New helicase mechanism to regulate recombination

DNA recombination process is regarded as a double edged sword. Cells use recombination to repair breaks in a double strand DNA. However if not controlled carefully, recombination in an undesired context can lead to genomic instability which can result in cancer  in humans, for example. The group of Taekjip Ha in collaboration with Timothy M. Lohman at Washington University in St. Louis, has revealed a molecular mechanism for how the DNA motor protein, PcrA helicase can control DNA recombination which can occur when DNA replication is stalled (Park et al. Cell 142, 544-555, 2010).  Using Single-Molecule FRET techniques, CPLC student, Jeehae Park, found that PcrA can processively pull the ssDNA from the duplex junction, and thereby effectively dismantle filaments formed from RecA, the mediator of recombination. Molecular details of this activity were further investigated via an alternating excitation technique developed by graduate student, Kyungsuk Lee, and the role and the conformation of the subdomains within the protein machinery were identified.

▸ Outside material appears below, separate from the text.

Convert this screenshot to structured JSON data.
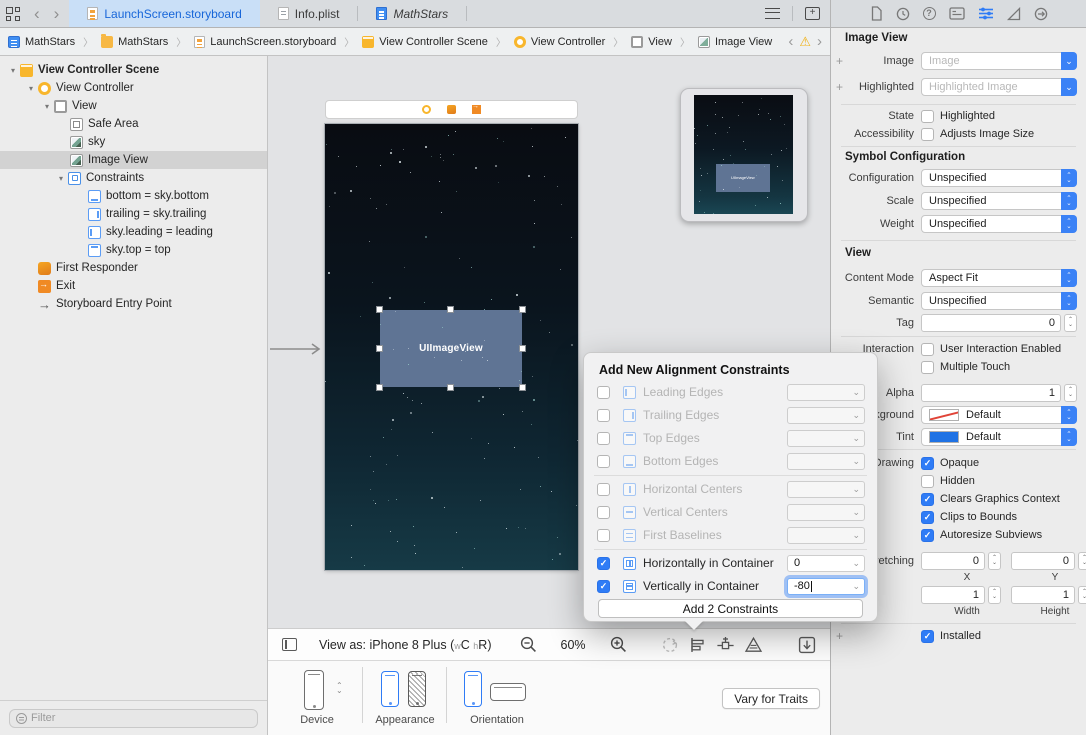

This study has also answered more fundamental questions on how such biological motor proteins work. PcrA is a prototypical DNA motor protein that converts chemical energy of ATP hydrolysis into the mechanical energy of directional movement along the DNA. Our single-molecule approach revealed that molecular heterogeneity exists in the dynamics among the population of molecules, and when this heterogeneity is removed, clear kinetics are revealed;  the motor operates in one-nucleotide uniform steps. This information was previously inaccessible and therefore was not measured precisely even with the most advanced biochemical techniques.